Pittsburgh is rightfully proud of UPMC's reputation as one of the best health care systems in the country. I'm thankful to have UPMC and the "eds and meds" industries breathing life into our region. Education, research and health care are critical components to a thriving economy.
However, now that we have seen the vast scale of UPMC's largely tax-free real estate empire laid out in the Post-Gazette series "UPMC: Building a Giant Footprint" (Sept. 23-26), it is clear that it is time to renegotiate our relationship with UPMC, as well as with other large nonprofits in our community.
These articles, combined with the public dispute over money and market share between "nonprofit" health care giants, have made it common knowledge that, although UPMC does serve some charitable functions, it is more concerned with profit at the expense of city taxpaying residents and businesses.
We need to remember something very important. UPMC would not be the world-class health care system it is today without us. Pittsburgh residents are the ones who should decide where our shared resources are invested. City residents should choose what it is that benefits our community, and what doesn't.
The evidence is piling up that UPMC is not living up to its responsibilities. Earlier this summer the Allegheny County controller released a report detailing the cost of nonprofit tax breaks. We've heard stories of excessive executive pay, while front-line workers in UPMC hospitals work full time but still depend on public assistance to survive. Obviously, the money is not all going to "community benefits," as UPMC claims.

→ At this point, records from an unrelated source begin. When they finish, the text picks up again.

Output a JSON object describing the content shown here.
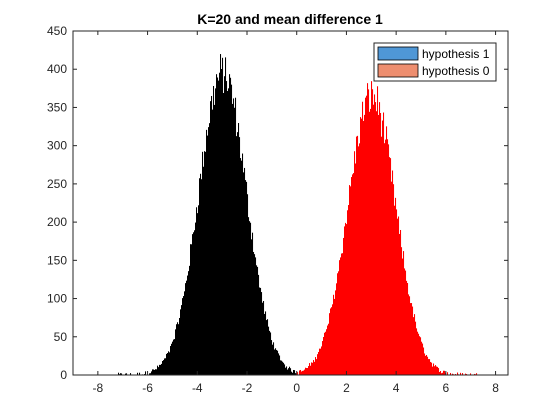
{
  "chart_data": {
    "type": "bar",
    "title": "K=20 and mean difference 1",
    "xlabel": "",
    "ylabel": "",
    "xlim": [
      -9,
      8.5
    ],
    "ylim": [
      0,
      450
    ],
    "xticks": [
      -8,
      -6,
      -4,
      -2,
      0,
      2,
      4,
      6,
      8
    ],
    "yticks": [
      0,
      50,
      100,
      150,
      200,
      250,
      300,
      350,
      400,
      450
    ],
    "grid": false,
    "legend": {
      "placement": "top-right",
      "entries": [
        {
          "label": "hypothesis 1",
          "color": "#4f97d6"
        },
        {
          "label": "hypothesis 0",
          "color": "#ee8e6f"
        }
      ]
    },
    "series": [
      {
        "label": "hypothesis 1",
        "color": "#000000",
        "mean": -3.0,
        "std": 0.96,
        "peak": 395,
        "xrange": [
          -7.2,
          1.0
        ]
      },
      {
        "label": "hypothesis 0",
        "color": "#ff0000",
        "mean": 3.0,
        "std": 0.96,
        "peak": 365,
        "xrange": [
          0.0,
          7.2
        ]
      }
    ]
  }
}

Since 2003, the city of Pittsburgh has cut its work force by 1,000 employees, eliminated police and fire positions, reduced employee benefits, reduced city services and deferred infrastructure improvements. During the same period, UPMC and our other mega medical institutions posted billions of dollars in "positive operating result" -- a.k.a. profit.
It has become clear that our community can no longer afford its current arrangement with UPMC and other institutions "of purely public charity." Things are working out great for UPMC's bottom line, but the same cannot be said for the rest of us.
The financial impact on our residents is far greater than the bread-crumb contributions taxpayers have been fed. This is why Pittsburgh Councilwoman Natalia Rudiak and I have asked the city's state financial overseers to support an investigation of the tax-exempt status of these organizations and to help convince the state Legislature to levy a payroll tax on them. This seems the only way we will get reimbursed for their direct impact on city services.
Darlene Harris is president of Pittsburgh City Council (pittsburghpa.gov/council).